Résumé de la décision
La Cour d'appel d'Aix-en-Provence a examiné l'appel interjeté par le procureur de la République de Toulon et le préfet du Var contre l'ordonnance du juge des libertés et de la détention de Toulon, qui avait déclaré la requête de Monsieur [C] [S] recevable. Ce dernier, de nationalité bangladaise, avait été placé en zone d'attente suite à une décision notifiée le 11 novembre 2022. La Cour a confirmé l'ordonnance du juge des libertés, considérant qu'il n'y avait pas lieu à statuer, car le délai de 24 heures prévu par le Code de l'entrée et du séjour des étrangers et du droit d'asile (CESEDA) n'avait pas été respecté.
Arguments pertinents
1. Recevabilité de l'appel : La Cour a constaté que la recevabilité de l'appel n'était pas contestée et que le dossier ne présentait pas d'irrégularité. Cela souligne l'importance de la procédure dans les affaires de rétention administrative.

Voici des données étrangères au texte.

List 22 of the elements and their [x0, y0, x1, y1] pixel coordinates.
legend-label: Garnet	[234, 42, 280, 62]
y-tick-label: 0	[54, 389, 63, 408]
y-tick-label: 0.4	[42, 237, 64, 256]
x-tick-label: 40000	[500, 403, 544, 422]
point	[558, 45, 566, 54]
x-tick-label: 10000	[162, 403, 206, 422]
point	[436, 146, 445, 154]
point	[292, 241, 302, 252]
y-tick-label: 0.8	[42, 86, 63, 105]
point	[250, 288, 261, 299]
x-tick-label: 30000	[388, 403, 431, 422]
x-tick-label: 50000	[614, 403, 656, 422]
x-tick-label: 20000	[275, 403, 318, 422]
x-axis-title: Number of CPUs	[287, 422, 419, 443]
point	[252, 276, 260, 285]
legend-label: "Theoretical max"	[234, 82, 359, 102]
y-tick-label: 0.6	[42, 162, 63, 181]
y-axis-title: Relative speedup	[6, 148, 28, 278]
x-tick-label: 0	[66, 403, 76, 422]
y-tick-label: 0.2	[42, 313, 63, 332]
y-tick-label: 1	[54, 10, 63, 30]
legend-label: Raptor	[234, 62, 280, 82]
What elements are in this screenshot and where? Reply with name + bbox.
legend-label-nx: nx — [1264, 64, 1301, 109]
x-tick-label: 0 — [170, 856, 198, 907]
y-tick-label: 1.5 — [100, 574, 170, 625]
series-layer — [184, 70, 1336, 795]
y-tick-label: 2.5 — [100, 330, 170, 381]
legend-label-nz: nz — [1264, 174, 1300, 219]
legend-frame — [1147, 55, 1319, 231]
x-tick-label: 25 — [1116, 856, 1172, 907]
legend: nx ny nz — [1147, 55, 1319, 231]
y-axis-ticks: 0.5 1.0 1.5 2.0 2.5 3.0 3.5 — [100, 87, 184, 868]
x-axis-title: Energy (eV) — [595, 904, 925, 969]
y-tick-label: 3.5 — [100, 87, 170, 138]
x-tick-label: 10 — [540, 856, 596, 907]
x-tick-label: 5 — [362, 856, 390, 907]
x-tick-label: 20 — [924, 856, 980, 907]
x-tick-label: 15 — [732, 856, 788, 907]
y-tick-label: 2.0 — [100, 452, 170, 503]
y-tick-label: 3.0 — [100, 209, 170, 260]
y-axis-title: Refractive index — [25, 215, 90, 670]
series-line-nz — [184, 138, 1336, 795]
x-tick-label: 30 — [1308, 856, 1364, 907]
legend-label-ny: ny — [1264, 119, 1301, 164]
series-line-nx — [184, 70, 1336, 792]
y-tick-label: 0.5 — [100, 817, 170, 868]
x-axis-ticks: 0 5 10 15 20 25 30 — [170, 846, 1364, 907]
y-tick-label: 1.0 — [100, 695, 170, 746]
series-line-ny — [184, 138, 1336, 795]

2. Délai de décision : La Cour a rappelé que, selon l'article L.342-5 du CESEDA, le juge des libertés et de la détention doit statuer dans un délai de 24 heures, sauf si les nécessités de l'instruction l'imposent. La Cour a noté que le premier juge n'avait pas estimé que ces nécessités étaient présentes, et que le grand nombre de saisines ne pouvait justifier un allongement du délai.
> "Il est de jurisprudence constante que lorsque le juge civil est tenu de statuer dans un délai fixe, tel qu'en matière de rétentions administrative et d'hospitalisation sans consentement, ce délai l'est à peine de dessaisissement."
3. Dessaisissement du juge : La Cour a conclu que le premier juge s'était à juste titre considéré dessaisi, car il n'y avait plus lieu à statuer sur la demande de maintien en zone d'attente.
Interprétations et citations légales
1. Délai de 24 heures : L'article L.342-5 du CESEDA stipule que le juge des libertés et de la détention doit rendre sa décision dans un délai de 24 heures, sauf si les nécessités de l'instruction l'imposent. La Cour a interprété ce délai comme impératif, à peine de dessaisissement.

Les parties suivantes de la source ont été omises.